Of course Fleming and the original Bonds did.  They were all about our competition with the former Soviet Union and, as Lionel points out on the show, it was a given that we were the good guys.  That gave Connery/Bond the license to wreak all kinds of havoc on his SMERSH (KGB) adversaries.  And he did it with a smile, something conspicuously absent from the new Bond.

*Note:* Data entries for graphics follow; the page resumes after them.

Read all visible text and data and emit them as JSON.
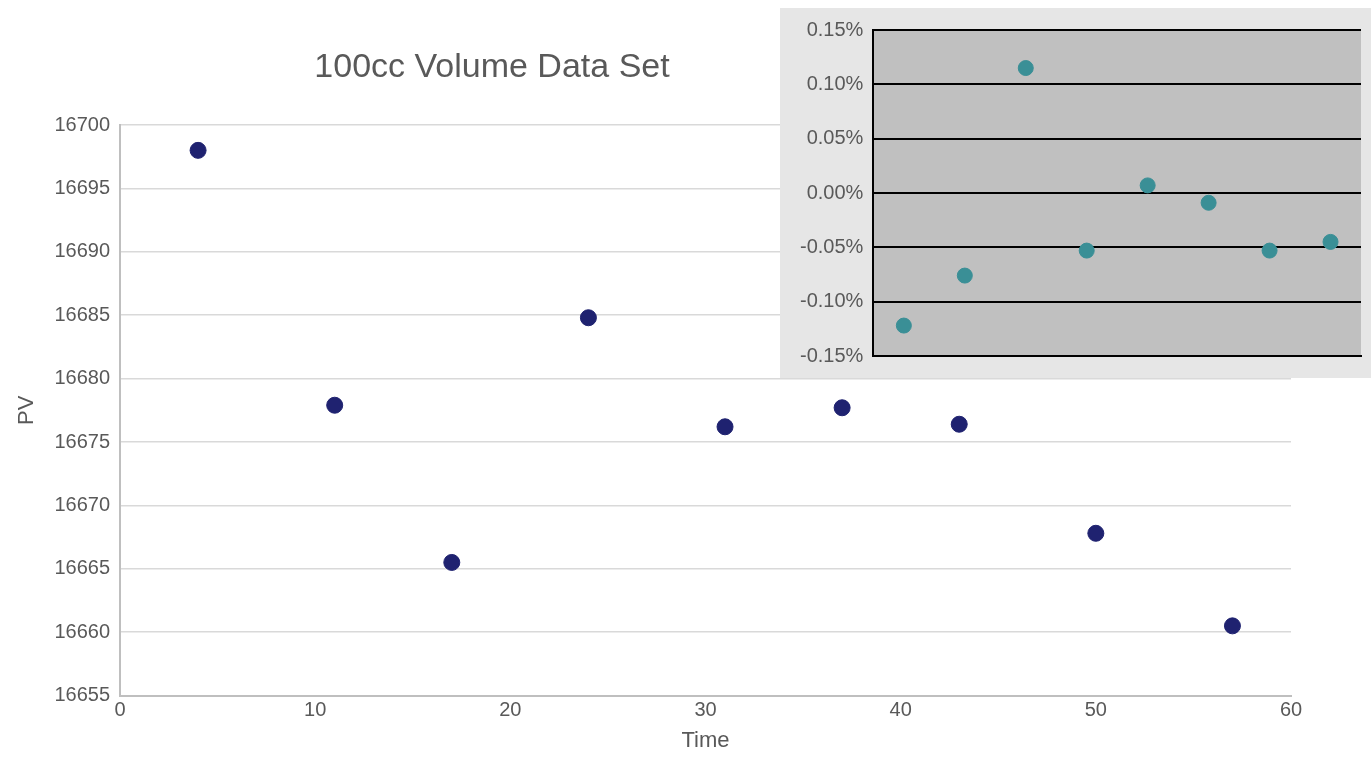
{
  "chart_data": [
    {
      "type": "scatter",
      "title": "100cc Volume Data Set",
      "xlabel": "Time",
      "ylabel": "PV",
      "x": [
        4,
        11,
        17,
        24,
        31,
        37,
        43,
        50,
        57
      ],
      "series": [
        {
          "color": "#1f2270",
          "values": [
            16698,
            16677.9,
            16665.5,
            16684.8,
            16676.2,
            16677.7,
            16676.4,
            16667.8,
            16660.5
          ]
        }
      ],
      "xlim": [
        0,
        60
      ],
      "xticks": [
        0,
        10,
        20,
        30,
        40,
        50,
        60
      ],
      "ylim": [
        16655,
        16700
      ],
      "yticks": [
        16655,
        16660,
        16665,
        16670,
        16675,
        16680,
        16685,
        16690,
        16695,
        16700
      ],
      "grid": "y",
      "marker": "circle",
      "legend": false
    },
    {
      "type": "scatter",
      "categories": [
        null,
        null,
        null,
        null,
        null,
        null,
        null,
        null
      ],
      "series": [
        {
          "color": "#3a8f96",
          "values": [
            -0.122,
            -0.076,
            0.115,
            -0.053,
            0.007,
            -0.009,
            -0.053,
            -0.045
          ]
        }
      ],
      "ylim": [
        -0.15,
        0.15
      ],
      "yticks": [
        {
          "value": -0.15,
          "label": "-0.15%"
        },
        {
          "value": -0.1,
          "label": "-0.10%"
        },
        {
          "value": -0.05,
          "label": "-0.05%"
        },
        {
          "value": 0,
          "label": "0.00%"
        },
        {
          "value": 0.05,
          "label": "0.05%"
        },
        {
          "value": 0.1,
          "label": "0.10%"
        },
        {
          "value": 0.15,
          "label": "0.15%"
        }
      ],
      "grid": "y",
      "marker": "circle",
      "legend": false,
      "tick_labels": "y"
    }
  ]
}
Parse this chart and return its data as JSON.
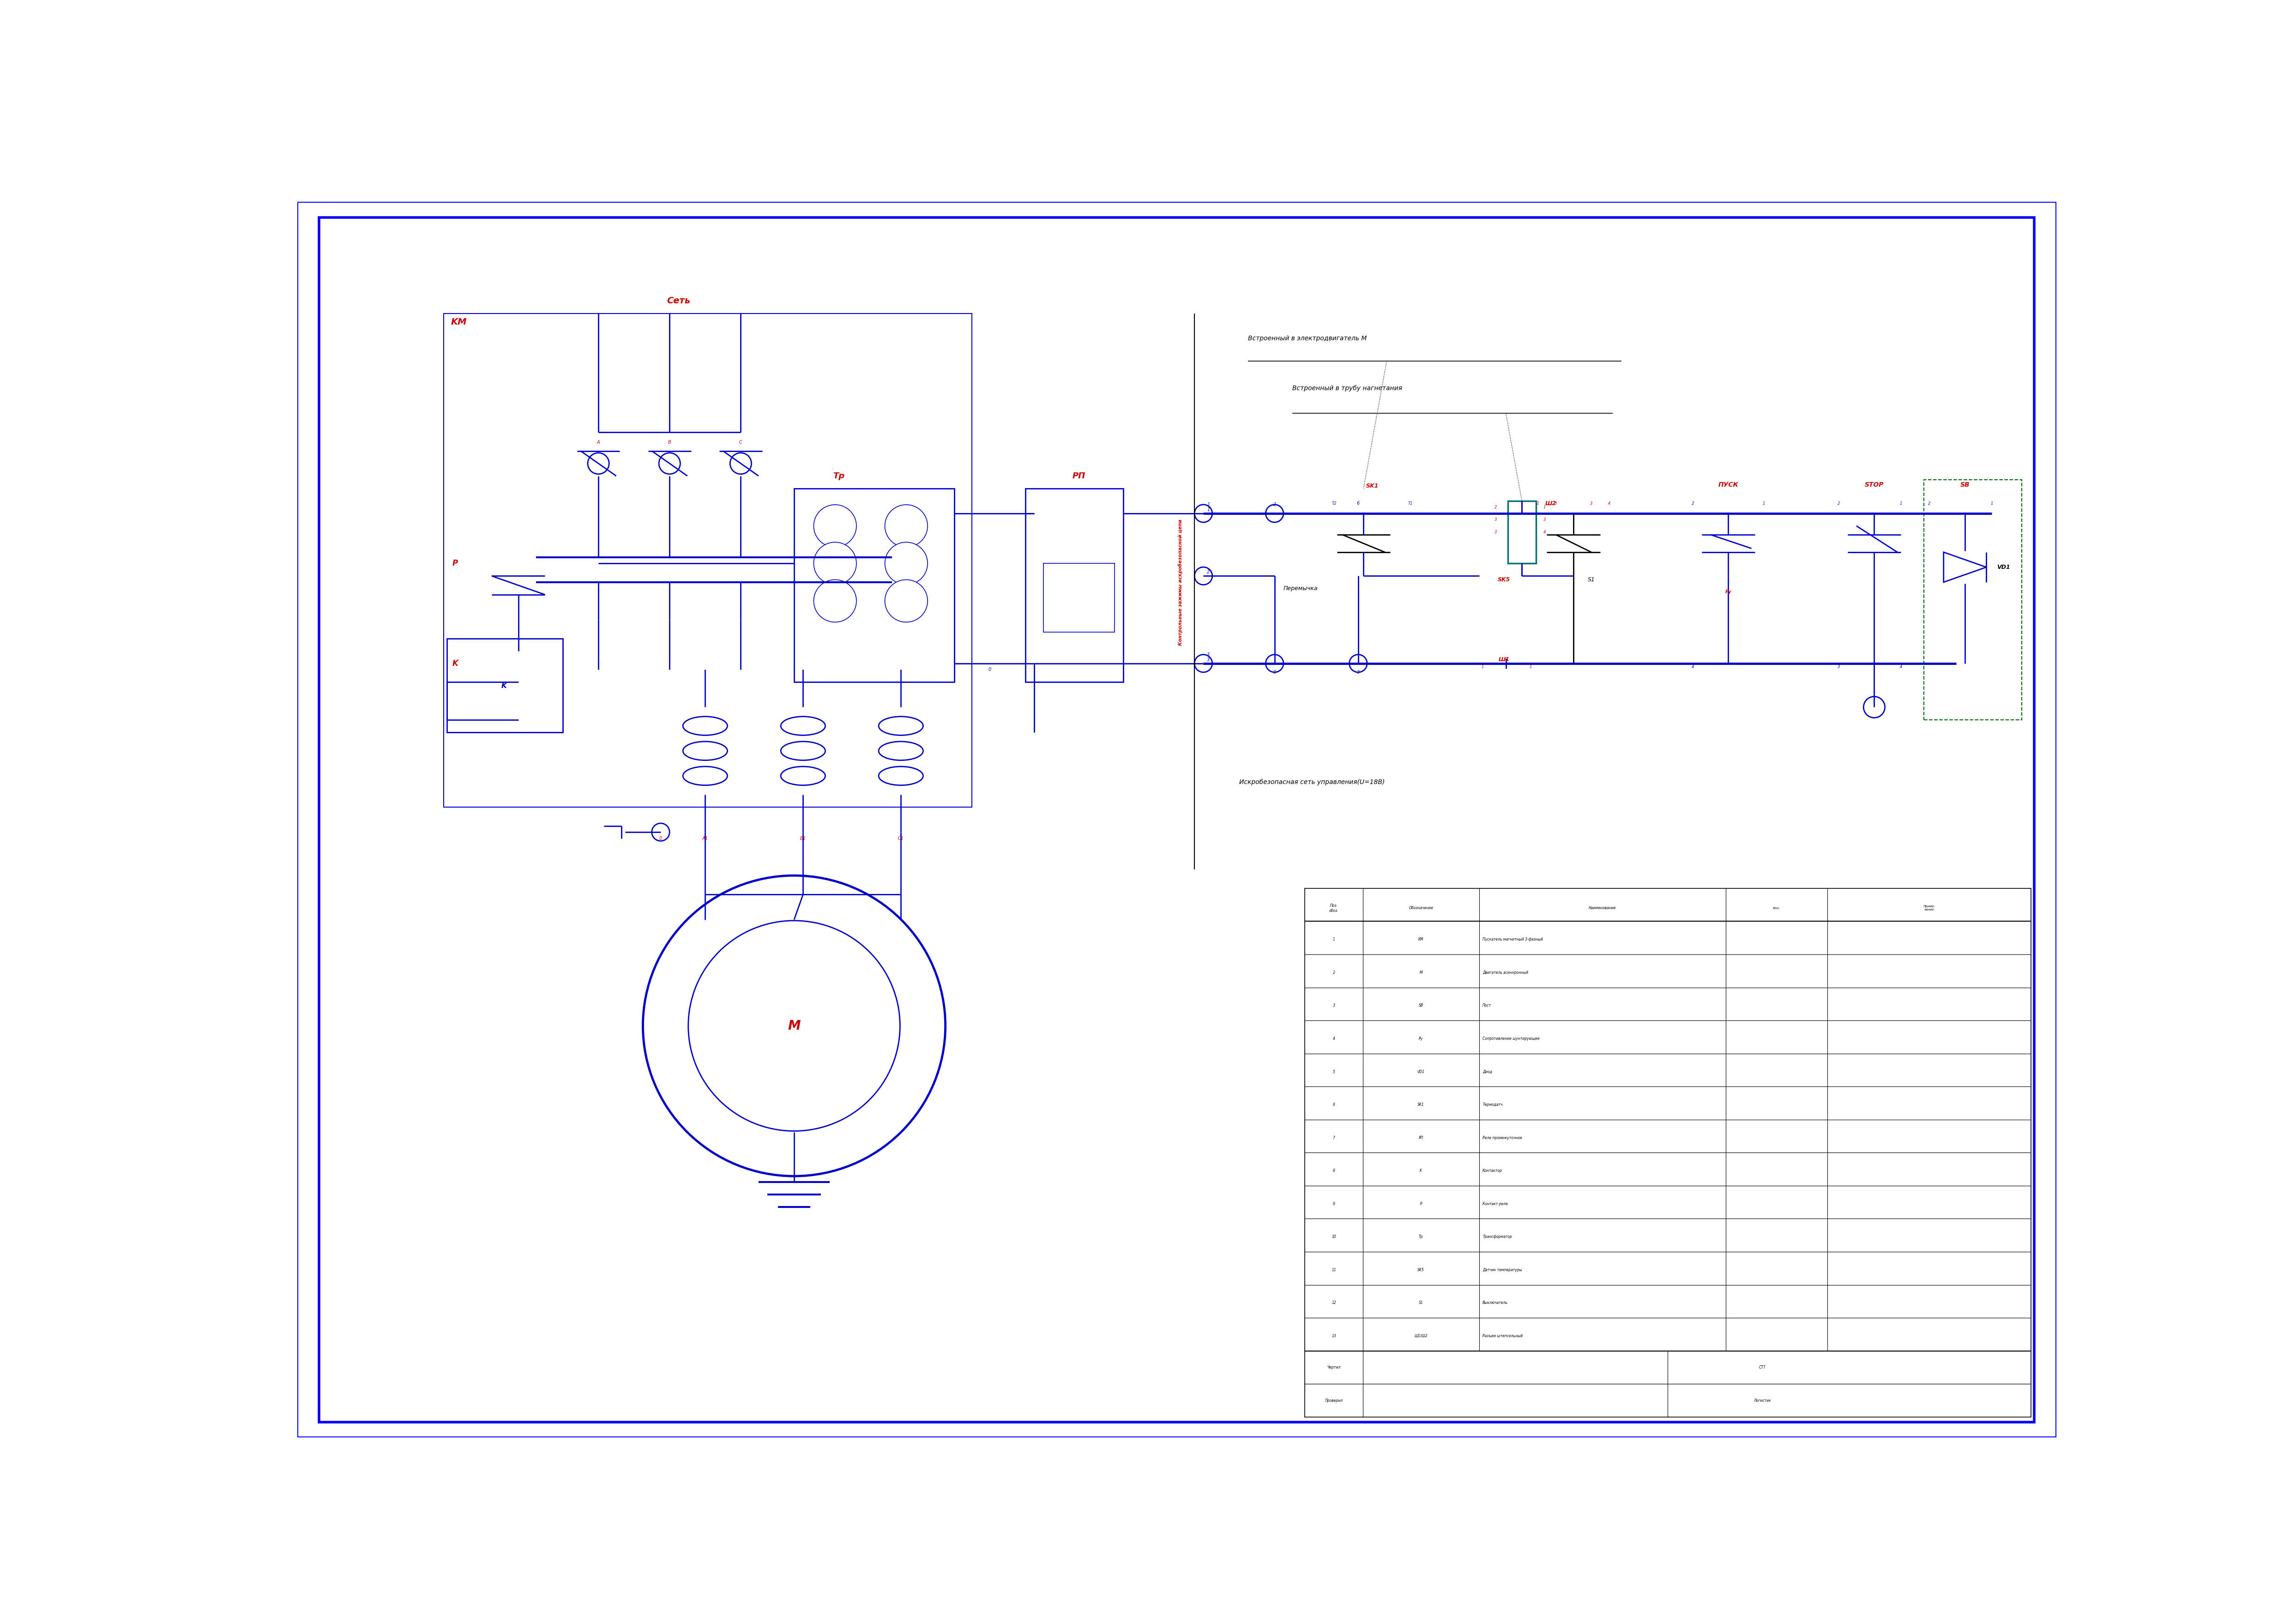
{
  "bg": "#ffffff",
  "bc": "#0000ff",
  "lc": "#0000cc",
  "rc": "#cc0000",
  "blk": "#000000",
  "tc": "#007070",
  "lw": 2.0,
  "lw2": 3.5,
  "lw1": 1.2,
  "annotations": {
    "set": "Сеть",
    "km": "KM",
    "p": "P",
    "k": "K",
    "m": "M",
    "tr": "Тр",
    "rp": "РП",
    "sk1": "SK1",
    "sk5": "SK5",
    "sh1": "Ш1",
    "sh2": "Ш2",
    "s1": "S1",
    "pusk": "ПУСК",
    "stop": "STOP",
    "sb": "SB",
    "vd1": "VD1",
    "peremychka": "Перемычка",
    "vstroenny_m": "Встроенный в электродвигатель M",
    "vstroenny_tr": "Встроенный в трубу нагнетания",
    "iskro": "Искробезопасная сеть управления(U=18В)",
    "kontrol": "Контрольные зажимы искробезопасной цепи"
  },
  "components": [
    [
      "1",
      "KM",
      "Пускатель магнитный 3-фазный"
    ],
    [
      "2",
      "M",
      "Двигатель асинхронный"
    ],
    [
      "3",
      "SB",
      "Пост"
    ],
    [
      "4",
      "Ру",
      "Сопротивление шунтирующее"
    ],
    [
      "5",
      "VD1",
      "Диод"
    ],
    [
      "6",
      "SK1",
      "Термодатч."
    ],
    [
      "7",
      "РП",
      "Реле промежуточное"
    ],
    [
      "8",
      "K",
      "Контактор"
    ],
    [
      "9",
      "P",
      "Контакт реле"
    ],
    [
      "10",
      "Тр",
      "Трансформатор"
    ],
    [
      "11",
      "SK5",
      "Датчик температуры"
    ],
    [
      "12",
      "S1",
      "Выключатель"
    ],
    [
      "13",
      "Ш1/Ш2",
      "Разъем штепсельный"
    ]
  ]
}
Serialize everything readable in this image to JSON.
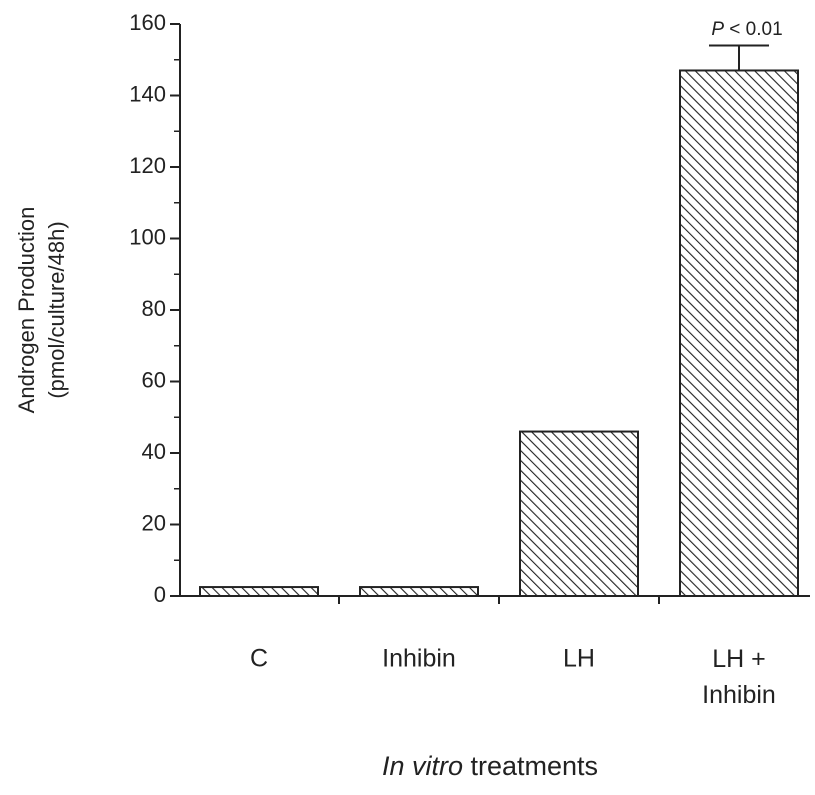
{
  "chart_data": {
    "type": "bar",
    "categories": [
      "C",
      "Inhibin",
      "LH",
      "LH + Inhibin"
    ],
    "values": [
      2.5,
      2.5,
      46,
      147
    ],
    "errors": [
      null,
      null,
      null,
      7
    ],
    "ylabel": [
      "Androgen Production",
      "(pmol/culture/48h)"
    ],
    "xlabel": [
      "In vitro",
      " treatments"
    ],
    "annotation": {
      "category": 3,
      "text": [
        "P",
        " < 0.01"
      ]
    },
    "ylim": [
      0,
      160
    ],
    "yticks": [
      0,
      20,
      40,
      60,
      80,
      100,
      120,
      140,
      160
    ],
    "minor_yticks": [
      10,
      30,
      50,
      70,
      90,
      110,
      130,
      150
    ],
    "color": "#222222",
    "hatch": true
  }
}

On today’s show,  we carry forth the “moral equivalence” discussion out of the Bond arena into a more serious film of recent years, Steven Spielberg’s execrable Munich.  How pathetic that film looks in the shadow of Mumbai.  We didn’t mention it on the show but one thing I noted  at the time was that movie buries the actual terrorism that instigated the Israeli “revenge” in an arty montage near the end of the film.  To have shown the Black Septembrists massacring the Israel athletes at the front of the movie, where it would normally have been, would have disrupted the filmmakers vision of “moral equivalence.”  Whether that decision was made by Spielberg or his scenarist Tony Kushner is not known.  But one thing is known – Kushner was and, I assume, is a militant anti-Zionist.  Why did Spielberg, the supposed lover of Israel, hire him?  Strange as it may seem, it’s possible the director didn’t even know the playwright’s views.  After all, Spielberg’s a busy man. Very busy.  Many projects on his plate.  Crazy, huh? … Well, that’s POLIWOOD!